I have to implement an algorithm on data which is (for good reasons) stored inside SQL server. The algorithm does not fit SQL very well, so I would like to implement it as a CLR function or procedure. Here's what I want to do:
Execute several queries (usually 20-50, but up to 100-200) which all have the form
select a,b,... from some_table order by xyz
. There's an index which fits that query, so the result should be available more or less without any calculation.Consume the results step by step. The exact stepping depends on the results, so it's not exactly predictable.
Aggregate some result by stepping over the results. I will only consume the first parts of the results, but cannot predict how much I will need. The stop criteria depends on some threshold inside the algorithm.
My idea was to open several SqlDataReader, but I have two problems with that solution:
You can have only one SqlDataReader per connection and inside a CLR method I have only one connection - as far as I understand.

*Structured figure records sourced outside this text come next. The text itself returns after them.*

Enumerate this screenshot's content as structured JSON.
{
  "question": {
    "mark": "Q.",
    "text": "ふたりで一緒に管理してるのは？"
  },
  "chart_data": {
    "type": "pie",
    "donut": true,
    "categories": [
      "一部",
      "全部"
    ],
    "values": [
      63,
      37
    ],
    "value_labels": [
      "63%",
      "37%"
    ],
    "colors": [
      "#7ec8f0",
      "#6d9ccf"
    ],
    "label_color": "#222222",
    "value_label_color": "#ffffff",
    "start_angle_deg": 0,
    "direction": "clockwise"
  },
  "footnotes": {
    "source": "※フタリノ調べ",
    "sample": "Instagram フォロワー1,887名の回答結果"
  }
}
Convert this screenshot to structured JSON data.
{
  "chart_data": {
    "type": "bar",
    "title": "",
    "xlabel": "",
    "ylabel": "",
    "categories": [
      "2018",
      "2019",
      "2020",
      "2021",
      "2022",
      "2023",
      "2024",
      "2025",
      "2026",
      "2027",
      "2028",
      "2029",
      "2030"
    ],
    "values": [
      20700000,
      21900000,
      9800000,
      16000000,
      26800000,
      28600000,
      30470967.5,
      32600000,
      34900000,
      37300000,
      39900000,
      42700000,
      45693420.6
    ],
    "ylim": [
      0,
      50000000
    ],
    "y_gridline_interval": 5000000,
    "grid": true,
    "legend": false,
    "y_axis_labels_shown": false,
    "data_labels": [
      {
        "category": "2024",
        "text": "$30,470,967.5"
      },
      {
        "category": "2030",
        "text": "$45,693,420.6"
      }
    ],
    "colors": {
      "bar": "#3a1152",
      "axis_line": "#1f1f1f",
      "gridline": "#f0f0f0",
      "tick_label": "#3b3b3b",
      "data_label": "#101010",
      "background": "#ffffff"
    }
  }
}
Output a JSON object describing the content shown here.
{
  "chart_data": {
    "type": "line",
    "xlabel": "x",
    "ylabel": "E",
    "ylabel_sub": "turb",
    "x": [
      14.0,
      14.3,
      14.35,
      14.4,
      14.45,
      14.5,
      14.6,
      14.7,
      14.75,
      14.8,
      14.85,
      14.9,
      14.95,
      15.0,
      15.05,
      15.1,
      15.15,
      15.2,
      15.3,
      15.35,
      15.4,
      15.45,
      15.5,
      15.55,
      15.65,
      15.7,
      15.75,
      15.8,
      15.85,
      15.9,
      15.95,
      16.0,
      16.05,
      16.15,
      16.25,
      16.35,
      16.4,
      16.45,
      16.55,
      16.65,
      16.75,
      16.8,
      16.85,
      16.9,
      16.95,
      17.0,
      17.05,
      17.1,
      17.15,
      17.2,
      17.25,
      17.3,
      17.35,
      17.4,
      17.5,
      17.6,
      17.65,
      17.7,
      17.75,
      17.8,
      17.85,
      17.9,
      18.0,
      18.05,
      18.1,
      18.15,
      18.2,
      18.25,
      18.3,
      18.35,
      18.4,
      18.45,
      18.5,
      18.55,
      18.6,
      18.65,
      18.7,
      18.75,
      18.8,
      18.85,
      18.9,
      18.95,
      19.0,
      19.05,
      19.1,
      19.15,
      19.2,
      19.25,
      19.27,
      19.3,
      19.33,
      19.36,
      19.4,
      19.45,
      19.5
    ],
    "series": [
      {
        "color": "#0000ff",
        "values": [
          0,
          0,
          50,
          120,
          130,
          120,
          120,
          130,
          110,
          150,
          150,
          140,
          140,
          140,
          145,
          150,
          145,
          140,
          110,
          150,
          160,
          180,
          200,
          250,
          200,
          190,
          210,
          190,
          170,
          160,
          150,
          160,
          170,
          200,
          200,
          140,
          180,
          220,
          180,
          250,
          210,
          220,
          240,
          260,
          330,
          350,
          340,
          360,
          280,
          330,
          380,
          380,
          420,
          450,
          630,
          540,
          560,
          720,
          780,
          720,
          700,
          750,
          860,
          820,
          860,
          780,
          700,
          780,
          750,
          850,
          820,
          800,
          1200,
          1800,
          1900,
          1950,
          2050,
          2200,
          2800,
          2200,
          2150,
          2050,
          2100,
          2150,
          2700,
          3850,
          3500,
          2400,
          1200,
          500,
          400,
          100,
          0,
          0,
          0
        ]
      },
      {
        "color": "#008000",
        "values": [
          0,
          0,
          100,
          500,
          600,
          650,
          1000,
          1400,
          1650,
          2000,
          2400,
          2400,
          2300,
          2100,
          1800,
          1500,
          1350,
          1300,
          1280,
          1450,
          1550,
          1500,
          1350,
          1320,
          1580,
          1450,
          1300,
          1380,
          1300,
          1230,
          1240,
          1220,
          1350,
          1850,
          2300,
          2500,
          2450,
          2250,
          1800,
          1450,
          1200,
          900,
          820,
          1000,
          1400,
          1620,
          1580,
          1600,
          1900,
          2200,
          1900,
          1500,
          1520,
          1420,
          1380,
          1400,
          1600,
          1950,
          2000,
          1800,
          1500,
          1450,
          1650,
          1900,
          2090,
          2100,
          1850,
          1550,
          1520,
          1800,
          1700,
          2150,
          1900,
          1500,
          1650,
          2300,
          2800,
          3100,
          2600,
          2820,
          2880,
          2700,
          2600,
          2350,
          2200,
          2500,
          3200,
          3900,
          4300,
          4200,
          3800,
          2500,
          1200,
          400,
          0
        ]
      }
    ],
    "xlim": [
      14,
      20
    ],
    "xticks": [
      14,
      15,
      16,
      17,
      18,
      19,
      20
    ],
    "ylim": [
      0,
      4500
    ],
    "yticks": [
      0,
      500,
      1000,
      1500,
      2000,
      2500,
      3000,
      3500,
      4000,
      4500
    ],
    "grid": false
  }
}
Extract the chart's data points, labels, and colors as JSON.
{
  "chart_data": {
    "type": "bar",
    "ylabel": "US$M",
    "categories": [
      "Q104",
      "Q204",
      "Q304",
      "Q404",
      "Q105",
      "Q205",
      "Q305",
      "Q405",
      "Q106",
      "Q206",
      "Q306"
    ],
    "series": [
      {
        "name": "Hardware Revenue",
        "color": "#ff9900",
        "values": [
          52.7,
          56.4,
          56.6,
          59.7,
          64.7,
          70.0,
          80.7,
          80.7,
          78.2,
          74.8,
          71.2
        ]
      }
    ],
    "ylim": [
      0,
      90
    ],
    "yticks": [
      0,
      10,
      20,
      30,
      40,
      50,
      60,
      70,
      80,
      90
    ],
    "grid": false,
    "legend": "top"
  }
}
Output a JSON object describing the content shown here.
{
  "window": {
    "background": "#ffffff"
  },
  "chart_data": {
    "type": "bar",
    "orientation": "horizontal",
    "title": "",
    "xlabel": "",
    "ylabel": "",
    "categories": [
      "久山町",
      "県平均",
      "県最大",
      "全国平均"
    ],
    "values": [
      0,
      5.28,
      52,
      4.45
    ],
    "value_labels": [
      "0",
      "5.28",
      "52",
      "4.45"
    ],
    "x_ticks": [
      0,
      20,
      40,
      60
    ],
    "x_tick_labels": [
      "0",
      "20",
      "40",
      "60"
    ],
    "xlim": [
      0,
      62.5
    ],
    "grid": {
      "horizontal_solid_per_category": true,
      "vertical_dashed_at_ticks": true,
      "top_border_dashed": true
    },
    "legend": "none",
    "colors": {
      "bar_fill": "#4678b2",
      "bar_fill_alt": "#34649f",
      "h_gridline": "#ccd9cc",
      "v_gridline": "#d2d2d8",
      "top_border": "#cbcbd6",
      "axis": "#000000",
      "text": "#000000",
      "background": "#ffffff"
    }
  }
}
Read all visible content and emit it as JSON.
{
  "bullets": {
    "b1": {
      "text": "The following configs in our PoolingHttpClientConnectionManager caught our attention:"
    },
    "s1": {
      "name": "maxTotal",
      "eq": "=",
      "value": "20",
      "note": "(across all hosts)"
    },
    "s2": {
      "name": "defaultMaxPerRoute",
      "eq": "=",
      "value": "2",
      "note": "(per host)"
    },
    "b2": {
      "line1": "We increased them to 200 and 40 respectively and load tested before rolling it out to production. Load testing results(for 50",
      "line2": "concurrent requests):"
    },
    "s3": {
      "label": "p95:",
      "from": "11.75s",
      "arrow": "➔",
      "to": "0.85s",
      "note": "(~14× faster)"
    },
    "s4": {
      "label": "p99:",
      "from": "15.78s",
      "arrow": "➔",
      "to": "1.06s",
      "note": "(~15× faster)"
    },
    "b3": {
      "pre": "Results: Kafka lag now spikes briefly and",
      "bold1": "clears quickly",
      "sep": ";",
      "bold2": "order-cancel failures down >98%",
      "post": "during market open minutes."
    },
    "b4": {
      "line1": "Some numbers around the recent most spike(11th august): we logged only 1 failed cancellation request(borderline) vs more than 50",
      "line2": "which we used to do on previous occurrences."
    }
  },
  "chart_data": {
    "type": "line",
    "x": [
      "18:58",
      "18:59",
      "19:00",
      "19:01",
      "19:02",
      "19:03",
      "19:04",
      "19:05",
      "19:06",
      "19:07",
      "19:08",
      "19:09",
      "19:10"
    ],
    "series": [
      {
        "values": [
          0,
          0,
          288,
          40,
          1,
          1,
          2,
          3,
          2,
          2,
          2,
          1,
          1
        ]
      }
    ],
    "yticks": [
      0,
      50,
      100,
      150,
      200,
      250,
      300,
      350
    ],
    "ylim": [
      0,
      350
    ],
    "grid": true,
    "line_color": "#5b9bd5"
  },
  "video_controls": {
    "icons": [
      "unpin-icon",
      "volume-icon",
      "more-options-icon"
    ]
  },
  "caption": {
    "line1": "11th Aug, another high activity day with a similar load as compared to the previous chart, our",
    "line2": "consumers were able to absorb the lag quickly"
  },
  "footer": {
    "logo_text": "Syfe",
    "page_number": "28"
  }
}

I don't know how to tell SqlDataReader how to read data in chunks. I could not find documentation how SqlDataReader is supposed to behave. As far as I understand, it's preparing the whole result set and would load the whole result into memory. Even if I would consume only a small part of it.
Any hint how to solve that as a CLR method? Or is there a more low level interface to SQL server which is more suitable for my problem?
Update: I should have made two points more explicit:
I'm talking about big data sets, so a query might result in 1 mio records, but my algorithm would consume only the first 100-200 ones. But as I said before: I don't know the exact number beforehand.
I'm aware that SQL might not be the best choice for that kind of algorithm. But due to other constraints it has to be a SQL server. So I'm looking for the best possible solution.